EMA: Aktualisierte Q&As zu Kombinationsprodukten

Die EMA hat ihre „Questions & Answers for applicants, marketing authorisation holders of medicinal products and notified bodies regarding medicines used in combination with medical devices and consultation for certain medical devices“ aktualisiert.

Das Q&A-Dokument bietet praxisnahe Hinweise zur Anwendung der Verordnungen über Medizinprodukte bzw. In-vitro-Diagnostika (MDR und IVDR) im Zusammenhang mit der Kombination von Arzneimitteln und Medizinprodukten.

Ein neues Kapitel 4 zum Lifecycle-Management wurde eingeführt. Es behandelt Änderungen nach der erstmaligen Zulassung (MA).

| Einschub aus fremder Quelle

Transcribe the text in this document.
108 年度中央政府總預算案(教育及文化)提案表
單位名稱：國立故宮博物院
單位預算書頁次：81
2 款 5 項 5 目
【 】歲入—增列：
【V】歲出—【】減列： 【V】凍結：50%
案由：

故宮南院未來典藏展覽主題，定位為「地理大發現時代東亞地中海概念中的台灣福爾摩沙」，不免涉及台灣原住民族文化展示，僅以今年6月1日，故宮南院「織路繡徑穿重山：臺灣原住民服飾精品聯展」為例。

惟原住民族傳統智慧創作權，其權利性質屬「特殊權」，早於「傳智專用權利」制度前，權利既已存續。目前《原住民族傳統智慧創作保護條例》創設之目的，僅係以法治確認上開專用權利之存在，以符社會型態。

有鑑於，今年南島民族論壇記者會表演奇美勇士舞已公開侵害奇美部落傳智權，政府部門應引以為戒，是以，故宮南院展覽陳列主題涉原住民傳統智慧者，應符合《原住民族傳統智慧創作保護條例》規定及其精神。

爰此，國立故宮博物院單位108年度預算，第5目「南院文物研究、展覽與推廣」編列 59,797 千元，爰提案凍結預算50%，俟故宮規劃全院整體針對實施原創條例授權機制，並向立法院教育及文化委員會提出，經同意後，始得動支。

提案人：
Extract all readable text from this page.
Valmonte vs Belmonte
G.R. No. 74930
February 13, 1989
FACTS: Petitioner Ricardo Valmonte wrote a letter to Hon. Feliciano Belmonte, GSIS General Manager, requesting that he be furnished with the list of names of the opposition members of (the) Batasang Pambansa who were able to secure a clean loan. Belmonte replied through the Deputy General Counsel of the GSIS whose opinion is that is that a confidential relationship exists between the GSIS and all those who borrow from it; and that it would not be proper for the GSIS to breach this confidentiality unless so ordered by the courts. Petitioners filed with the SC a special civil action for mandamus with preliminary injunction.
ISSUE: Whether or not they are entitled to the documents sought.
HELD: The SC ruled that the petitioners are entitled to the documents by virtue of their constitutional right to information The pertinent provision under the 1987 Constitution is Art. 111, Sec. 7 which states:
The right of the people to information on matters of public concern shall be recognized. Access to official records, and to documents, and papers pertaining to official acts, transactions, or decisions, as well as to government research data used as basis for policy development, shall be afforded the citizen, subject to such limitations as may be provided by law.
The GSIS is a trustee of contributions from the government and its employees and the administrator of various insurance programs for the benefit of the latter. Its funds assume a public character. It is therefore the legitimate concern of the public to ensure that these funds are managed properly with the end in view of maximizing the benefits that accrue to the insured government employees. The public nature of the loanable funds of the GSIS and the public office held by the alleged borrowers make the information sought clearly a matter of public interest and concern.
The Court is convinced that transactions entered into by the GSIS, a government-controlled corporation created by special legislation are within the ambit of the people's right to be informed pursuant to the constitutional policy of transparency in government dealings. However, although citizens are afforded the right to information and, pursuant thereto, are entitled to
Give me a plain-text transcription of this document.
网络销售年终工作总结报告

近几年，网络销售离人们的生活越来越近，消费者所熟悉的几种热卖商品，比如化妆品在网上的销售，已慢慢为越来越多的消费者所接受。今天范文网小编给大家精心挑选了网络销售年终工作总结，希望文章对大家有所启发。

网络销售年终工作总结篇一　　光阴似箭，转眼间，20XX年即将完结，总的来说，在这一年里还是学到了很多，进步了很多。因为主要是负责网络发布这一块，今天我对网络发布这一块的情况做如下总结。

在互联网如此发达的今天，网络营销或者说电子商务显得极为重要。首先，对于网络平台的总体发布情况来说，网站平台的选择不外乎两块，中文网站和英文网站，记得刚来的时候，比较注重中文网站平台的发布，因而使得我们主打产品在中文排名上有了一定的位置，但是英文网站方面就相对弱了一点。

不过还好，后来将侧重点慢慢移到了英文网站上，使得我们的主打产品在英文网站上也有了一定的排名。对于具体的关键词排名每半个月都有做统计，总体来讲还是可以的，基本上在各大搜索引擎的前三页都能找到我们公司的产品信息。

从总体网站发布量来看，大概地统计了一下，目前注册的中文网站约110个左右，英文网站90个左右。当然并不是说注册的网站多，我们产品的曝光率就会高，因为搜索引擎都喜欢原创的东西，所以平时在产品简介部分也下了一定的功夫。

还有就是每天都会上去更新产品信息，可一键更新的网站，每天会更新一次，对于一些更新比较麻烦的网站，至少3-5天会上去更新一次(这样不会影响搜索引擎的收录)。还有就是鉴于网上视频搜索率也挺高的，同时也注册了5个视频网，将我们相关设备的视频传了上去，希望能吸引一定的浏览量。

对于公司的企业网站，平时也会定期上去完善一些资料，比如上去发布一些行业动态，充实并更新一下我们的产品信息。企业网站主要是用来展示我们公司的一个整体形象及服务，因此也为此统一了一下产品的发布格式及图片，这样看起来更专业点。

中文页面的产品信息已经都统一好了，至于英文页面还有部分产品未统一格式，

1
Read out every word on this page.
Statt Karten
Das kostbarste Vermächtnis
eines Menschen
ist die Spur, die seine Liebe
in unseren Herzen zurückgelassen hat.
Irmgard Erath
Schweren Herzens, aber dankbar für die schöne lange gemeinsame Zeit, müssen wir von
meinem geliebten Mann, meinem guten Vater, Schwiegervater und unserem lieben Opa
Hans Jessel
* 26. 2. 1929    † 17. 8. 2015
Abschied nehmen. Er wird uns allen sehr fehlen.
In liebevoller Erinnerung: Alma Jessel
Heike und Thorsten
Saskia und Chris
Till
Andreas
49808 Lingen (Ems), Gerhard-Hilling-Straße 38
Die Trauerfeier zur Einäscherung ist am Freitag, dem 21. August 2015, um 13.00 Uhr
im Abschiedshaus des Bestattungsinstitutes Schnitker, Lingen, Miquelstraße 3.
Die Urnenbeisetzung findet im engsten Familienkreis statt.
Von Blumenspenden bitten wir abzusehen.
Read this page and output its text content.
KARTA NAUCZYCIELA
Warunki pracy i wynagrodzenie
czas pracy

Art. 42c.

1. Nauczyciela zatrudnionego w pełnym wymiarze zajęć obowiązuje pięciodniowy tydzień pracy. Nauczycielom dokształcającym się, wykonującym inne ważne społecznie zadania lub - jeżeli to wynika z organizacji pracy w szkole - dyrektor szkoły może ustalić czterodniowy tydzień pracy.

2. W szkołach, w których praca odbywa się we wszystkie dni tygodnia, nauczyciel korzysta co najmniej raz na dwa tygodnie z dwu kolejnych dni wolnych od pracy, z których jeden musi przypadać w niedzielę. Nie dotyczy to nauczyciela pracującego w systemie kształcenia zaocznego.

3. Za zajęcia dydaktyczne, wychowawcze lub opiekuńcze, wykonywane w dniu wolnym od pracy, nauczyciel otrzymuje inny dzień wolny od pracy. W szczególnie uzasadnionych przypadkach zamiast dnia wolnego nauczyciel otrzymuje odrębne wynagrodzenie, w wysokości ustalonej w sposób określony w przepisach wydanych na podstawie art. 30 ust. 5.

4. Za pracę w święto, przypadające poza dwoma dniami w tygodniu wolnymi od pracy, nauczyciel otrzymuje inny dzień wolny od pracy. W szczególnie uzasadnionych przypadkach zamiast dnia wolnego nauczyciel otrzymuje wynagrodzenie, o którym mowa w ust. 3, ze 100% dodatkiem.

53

Die allgemeinen Grundsätze für Änderungen am Medizinproduktbestandteil bei Kombinationsprodukten lauten:

  • Vereinbarungen zwischen dem Zulassungsinhaber (MAH) und dem Medizinproduktehersteller müssen eine wirksame Kommunikation und Steuerung von Änderungen am Medizinprodukt sicherstellen.
  • Der MAH muss bewerten, ob eine Änderung die Auslieferung, Qualität, Sicherheit oder Wirksamkeit des Arzneimittels beeinflussen kann.
  • Wenn die Änderung im Zulassungsdossier registrierte Informationen betrifft, ist eine Änderungsanzeige gemäß den EU-Variations-Guidelines einzureichen.
  • Auch wenn keine registrierten Informationen betroffen sind, ist eine Variation erforderlich, sofern die Änderung die Auslieferung, Qualität, Sicherheit oder Wirksamkeit der Arzneimittel-Medizinprodukt-Kombination beeinflusst.
  • Eine Variation ist nur dann nicht erforderlich, wenn die Änderung weder registrierte Informationen betrifft noch Auswirkungen auf Auslieferung, Qualität, Sicherheit oder Wirksamkeit hat und die entsprechenden Informationen nicht im Zulassungsdossier gefordert sind.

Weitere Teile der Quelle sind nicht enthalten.